The commission said in the circular currently many slogans promoting the family planning policy are poorly worded, or full of strong language that leave an impression of simply forcing people to give up having more babies, causing misunderstanding on the policy and even tarnishing the image of the government.

The slogans sometimes are full of wrongly written words and are also poorly painted, with an unorderly design of character size, color, typeface and position, the commission said.

The problems are not to be neglected, it said, though admitting slogans have played an indispensable role in promoting the state policy of family planning and creating a favorable environment for population growth control.

Before the cleanup campaign of the commission, some ridiculous population control slogans have long been laughing stocks of online satirists.

Widely posted slogans on BBS and blogs range from earthy ones like "Raise fewer babies but more piggies" to forcible or bloody ones like "Houses toppled, cows confiscated, if abortion demand rejected" and "One more baby means one more tomb."

If such low-quality slogans, which may cause public complaint and resentment, are not corrected and remain where they are, the country's family planning efforts in the new era will be hindered, the commission said, proposing a list of more amiable slogans including "The mother earth is too tired to sustain more children" and "Both boys and girls are parents' hearts."

The circular urged local officials to use understandable, persuasive and popular expressions in the slogans, warning them to avoid relentless and rude wording.

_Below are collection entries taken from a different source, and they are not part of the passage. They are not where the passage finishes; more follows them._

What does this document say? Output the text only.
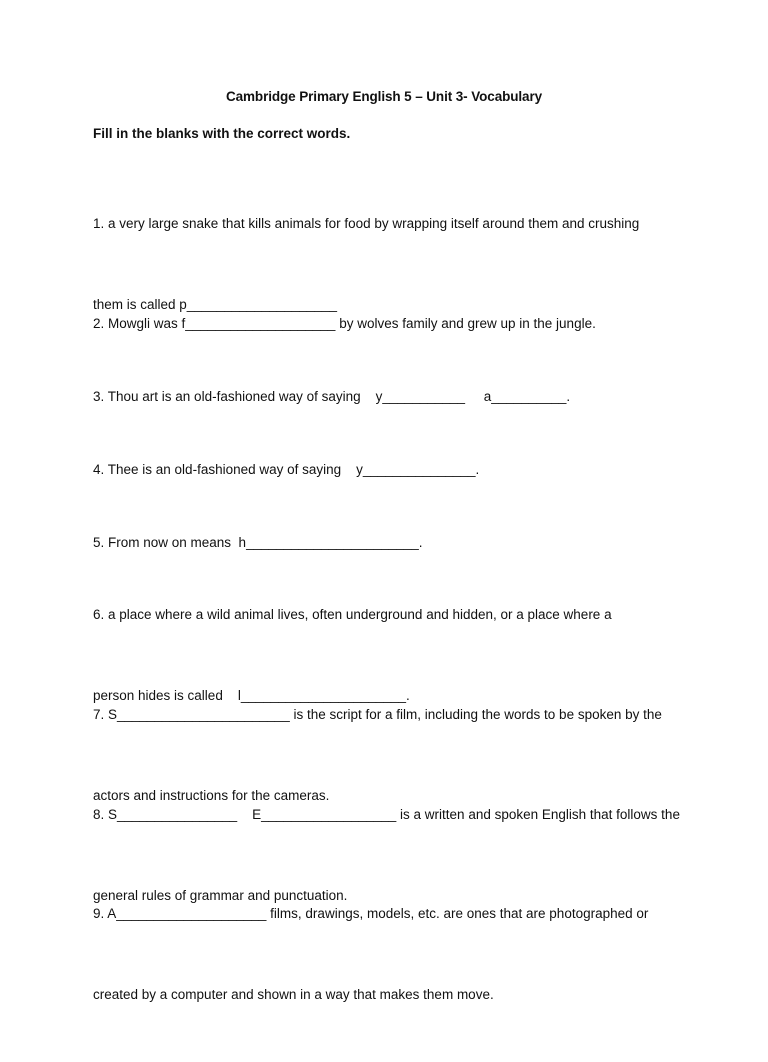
Cambridge Primary English 5 – Unit 3- Vocabulary
Fill in the blanks with the correct words.

1. a very large snake that kills animals for food by wrapping itself around them and crushing

them is called p____________________

2. Mowgli was f____________________ by wolves family and grew up in the jungle.

3. Thou art is an old-fashioned way of saying    y___________     a__________.

4. Thee is an old-fashioned way of saying    y_______________.

5. From now on means  h_______________________.

6. a place where a wild animal lives, often underground and hidden, or a place where a

person hides is called    l______________________.

7. S_______________________ is the script for a film, including the words to be spoken by the

actors and instructions for the cameras.

8. S________________    E__________________ is a written and spoken English that follows the

general rules of grammar and punctuation.

9. A____________________ films, drawings, models, etc. are ones that are photographed or

created by a computer and shown in a way that makes them move.
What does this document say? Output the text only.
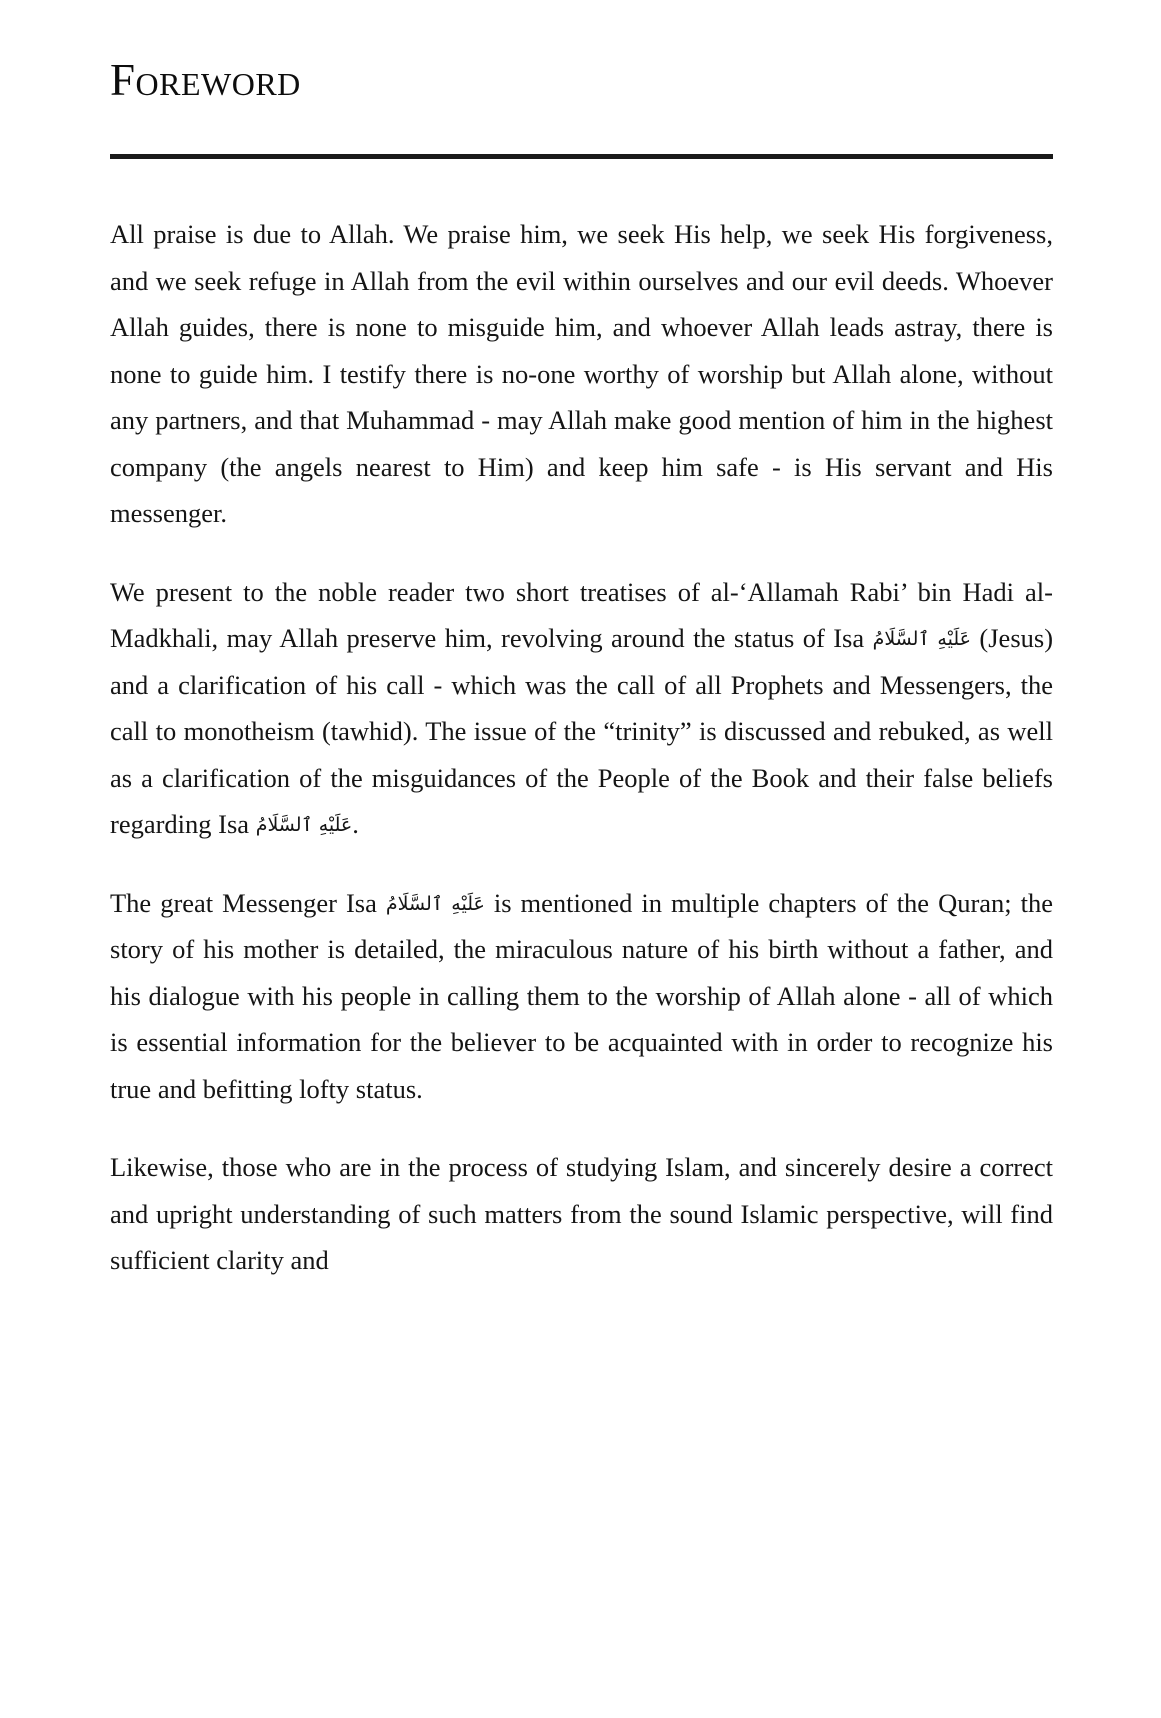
Foreword

All praise is due to Allah. We praise him, we seek His help, we seek His forgiveness, and we seek refuge in Allah from the evil within ourselves and our evil deeds. Whoever Allah guides, there is none to misguide him, and whoever Allah leads astray, there is none to guide him. I testify there is no-one worthy of worship but Allah alone, without any partners, and that Muhammad - may Allah make good mention of him in the highest company (the angels nearest to Him) and keep him safe - is His servant and His messenger.

We present to the noble reader two short treatises of al-‘Allamah Rabi’ bin Hadi al-Madkhali, may Allah preserve him, revolving around the status of Isa عَلَيْهِ ٱلسَّلَامُ (Jesus) and a clarification of his call - which was the call of all Prophets and Messengers, the call to monotheism (tawhid). The issue of the “trinity” is discussed and rebuked, as well as a clarification of the misguidances of the People of the Book and their false beliefs regarding Isa عَلَيْهِ ٱلسَّلَامُ.

The great Messenger Isa عَلَيْهِ ٱلسَّلَامُ is mentioned in multiple chapters of the Quran; the story of his mother is detailed, the miraculous nature of his birth without a father, and his dialogue with his people in calling them to the worship of Allah alone - all of which is essential information for the believer to be acquainted with in order to recognize his true and befitting lofty status.

Likewise, those who are in the process of studying Islam, and sincerely desire a correct and upright understanding of such matters from the sound Islamic perspective, will find sufficient clarity and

The family planning policy, implemented in 1979, allows families to have only one child, but ethnic minority couples can have more than one, while the restriction in rural areas has also been loosened in recent years.

The policy has helped China to reduce the speed of population growth, delaying by four years the 1.3 billion figure reached at the beginning of 2005.

However, the traditional idea that more children bring more happiness still prevails in rural areas, challenging the country's population control efforts. And the traditional preference for boys sometimes leads to selective abortion, causing worries over the imbalance of gender ratio.